ATES ORGA
John Field's reputation as 'creator of the nocturne' (character-pieces
evolved historically from the late 18th century pastorale genre of
the London piano school) needs no reminding. His first set of three, widely
circulated and reprinted throughout post-Napoleonic Europe, appeared from
CF Peters of Leipzig in the autumn of 1814 (Brahms owning a copy of this
edition).
Liszt edited various of them at different dates, beginning with Nos 1-6
engraved by Schuberth of Leipzig in November 1850. His perfumed paen in
praise of their world (originally in French, later in German [1859], then
English [c 1862-63, translated by Julius Schuberth]) is a quintessential
period-puff: 'Are not [Field's] Nocturnes half-waking dreams, in a night
without gloom, like the summer nights in St Petersburg, whose return he
so often saw? - nights in a drapery of white veils that hide nothing from
the eye, but only cover all objects with a light mist, like the dull white
of a silver crape. A secret harmony dispels the apparent disparity between
nocturnal shades and the clear brilliancy of day; and we experience no suprise,
so fully does the vagueness of the images let us feel, that they live and
move only in the dreamy imagination of the poet, and not in waking reality.'
To compare Chopin's twenty-one essays in the form with Field's seventeen
odd (Le Midi, a cheerful E major rondo - No 12 or 18 depending on
edition - isn't a nocturne in the usual understanding) has been the fate
of both for more than 150 years. Liszt considered Chopin's 'strange and
foreign effects' to supplant the Irishman's 'shy, serenely tender emotions':
'Only one genius possessed himself of this style, lending to it all the
movement and ardour of which it was susceptible, yet preserving all its
tenderness and the poising flight of its aspirations. Filling the entire
scope of elegiac sentiment, and colouring his reveries with the profound
sadness for which Youth found some chords of so dolorous vibration, Chopin,
in his poetic Nocturnes, sang not only the harmonies which are the source
of our most ineffable delights, but likewise the restless, agitating bewilderment
to which they often give rise. His flight is loftier, though his wing be
more wounded: and his very suaveness grows heart-rendering, so thinly does
it veil his despairful anguish ... Their closer kinship to sorrow than those
of Field renders them the more strongly marked; their poetry is more sombre
and fascinating; they ravish us more, but are less reposeful, and thus permit
us to return with pleasure to those pearly shells [Field's] that open, far
from the tempests and the immensities of the Ocean, beside some murmuring
spring shaded by the palms of a happy oasis which makes us forget the existence
of the desert.'
For Ludwig Rellstab (according to von Lenz the German critic responsible
for Moonlight-ing Beethoven's C sharp minor Sonata) adulating one
to the damnation of the other was the only reception possible - in this
case the Nocturnes Op 9 dedicated to Madame Camille Pleyel - Marie la
belle: 'where Field smiles, Chopin makes a grinning grimace; where Field
sighs, Chopin groans; where Field shrugs his shoulders, Chopin twists his
whole body ['Herr Chopin macht einen Katzenbuckel': 'arches his back like
a cat' in the Slonimsky translation, 1953]; where Field puts some seasoning
into the food, Chopin empties a handful of cayenne pepper... In short, if
one holds Field's charming romances before a distorting, concave mirror,
so that every delicate impression becomes a coarse one, one gets Chopin's
work. We implore Mr Chopin to return to nature' (Iris, A weekly periodical
for 'sophisticated readers,' Berlin August 2nd 1833).

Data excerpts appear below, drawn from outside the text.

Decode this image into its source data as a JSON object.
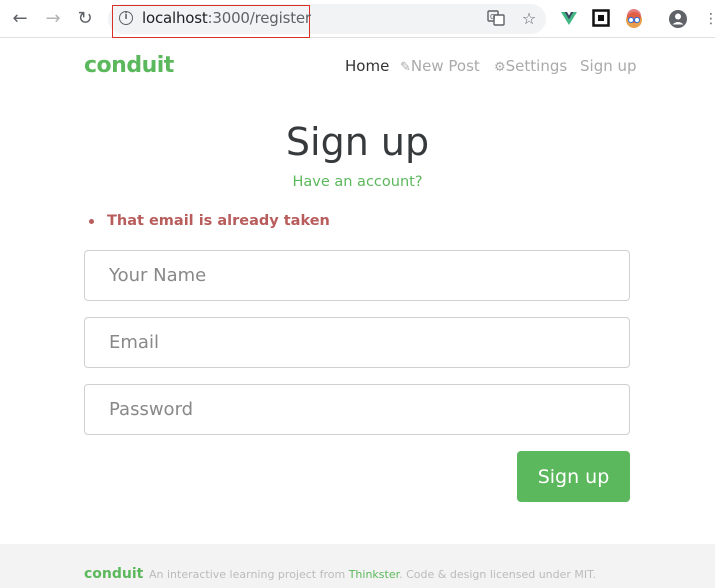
{
  "browser": {
    "url_host": "localhost",
    "url_port_path": ":3000/register",
    "icons": [
      "back-icon",
      "forward-icon",
      "reload-icon",
      "info-icon",
      "translate-icon",
      "star-icon",
      "extension-vue-icon",
      "extension-square-icon",
      "extension-avatar-icon",
      "profile-icon"
    ]
  },
  "navbar": {
    "brand": "conduit",
    "items": [
      {
        "label": "Home",
        "icon": ""
      },
      {
        "label": "New Post",
        "icon": "edit-icon"
      },
      {
        "label": "Settings",
        "icon": "gear-icon"
      },
      {
        "label": "Sign up",
        "icon": ""
      }
    ]
  },
  "form": {
    "title": "Sign up",
    "have_account_link": "Have an account?",
    "errors": [
      "That email is already taken"
    ],
    "name_placeholder": "Your Name",
    "email_placeholder": "Email",
    "password_placeholder": "Password",
    "submit_label": "Sign up"
  },
  "footer": {
    "brand": "conduit",
    "text_before": "An interactive learning project from ",
    "link": "Thinkster",
    "text_after": ". Code & design licensed under MIT."
  },
  "colors": {
    "brand": "#5cb85c",
    "error": "#b85c5c"
  }
}
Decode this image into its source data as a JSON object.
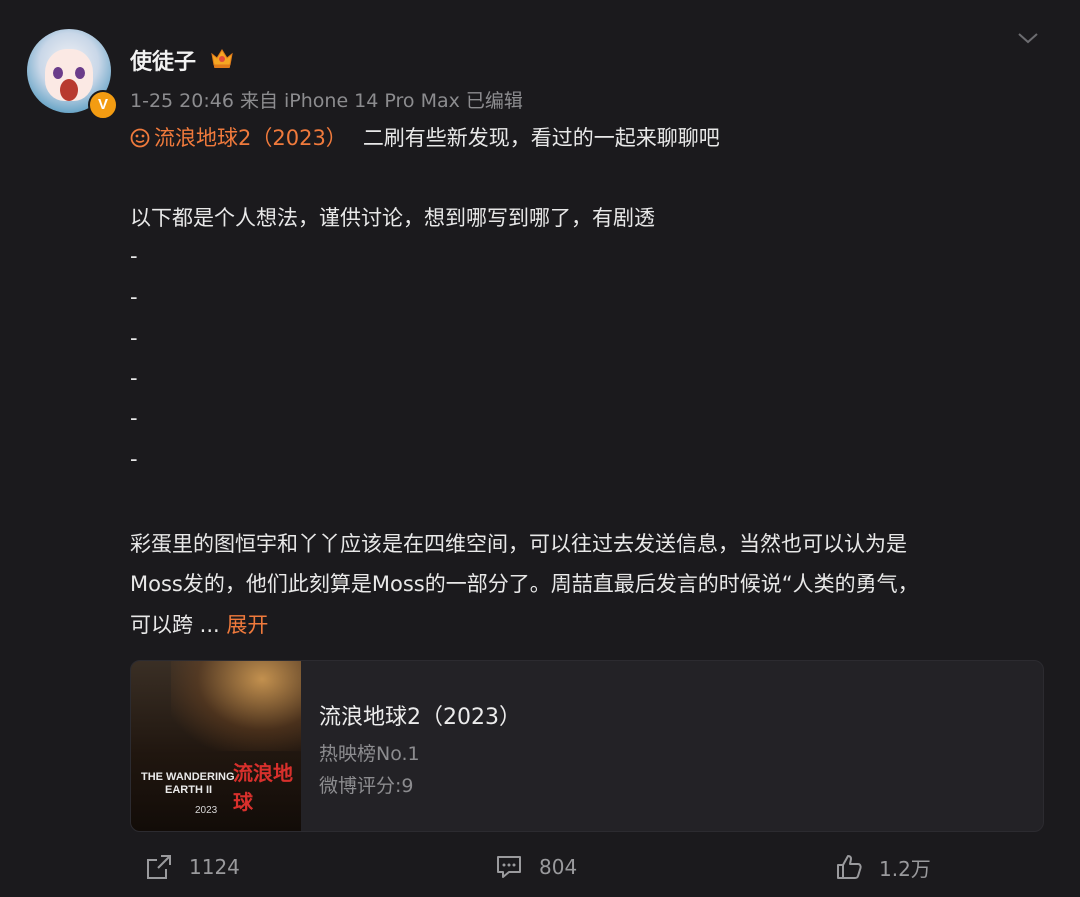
{
  "post": {
    "username": "使徒子",
    "meta": "1-25 20:46 来自 iPhone 14 Pro Max 已编辑",
    "verified_badge": "V",
    "topic": "流浪地球2（2023）",
    "topic_text": "二刷有些新发现，看过的一起来聊聊吧",
    "body_line1": "以下都是个人想法，谨供讨论，想到哪写到哪了，有剧透",
    "dashes": [
      "-",
      "-",
      "-",
      "-",
      "-",
      "-"
    ],
    "para_line1": "彩蛋里的图恒宇和丫丫应该是在四维空间，可以往过去发送信息，当然也可以认为是",
    "para_line2": "Moss发的，他们此刻算是Moss的一部分了。周喆直最后发言的时候说“人类的勇气，",
    "para_line3": "可以跨 ...",
    "expand_label": "展开"
  },
  "card": {
    "title": "流浪地球2（2023）",
    "subtitle1": "热映榜No.1",
    "subtitle2": "微博评分:9",
    "poster_text": {
      "line1": "THE WANDERING",
      "line2": "EARTH II",
      "line3": "2023",
      "cn": "流浪地球"
    }
  },
  "actions": {
    "repost_count": "1124",
    "comment_count": "804",
    "like_count": "1.2万"
  },
  "colors": {
    "background": "#1b1a1d",
    "accent": "#f07a3c",
    "muted": "#8c8c8f"
  }
}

Chopin heard Field play his C minor Seventh Concerto (with its boldly
innovative first movement G major lento interlude, forerunner of
his own same-key Andante spianato Op 22 [published independently
as Nocturne No 12, December 1834]) at the Paris Conservatoire, Christmas
Day 1832 (the first complete performance). By then, however, the once great
pianist, nearing the end of a dissipated, alcholic, womanising life, was
significantly beyond his prime. An audience comprised largely of the best
keyboard players Paris had to offer gave him a mixed reception.
Field dismissed Chopin as 'un talent de chambre de malade,' 'nothing
but [a writer of] mazurkas.' What Chopin thought of him, beyond anticipating
his visit (letter to Ferdinand Hiller, August 2nd 1832), we don't know.
But according to his friend Eduard Wolff he apparently found 'no speed,
no elegance' in his playing, considering him 'incapable of executing difficulties:
in a word, feeble.' (Liszt likewise thought him 'sleepy' and 'lacking in
vitality.')
Copyright © Ates
Orga, October 22nd 1999
For the publication history of Field's Nocturnes and the complexities
surrounding Liszt's various editions see Cecil Hopkinson, A Bibliographical
Thematic Catalogue of the works of John Field 1782-1837 (London
1961, printed for the author). The Nocturnes are discussed at length in
Patrick Piggott, The Life & Music of John Field 1782-1837: Creator
of the Nocturne (London 1973). David Branson, John Field and Chopin
(London 1972), is an interesting study in comparative musico-archaeology.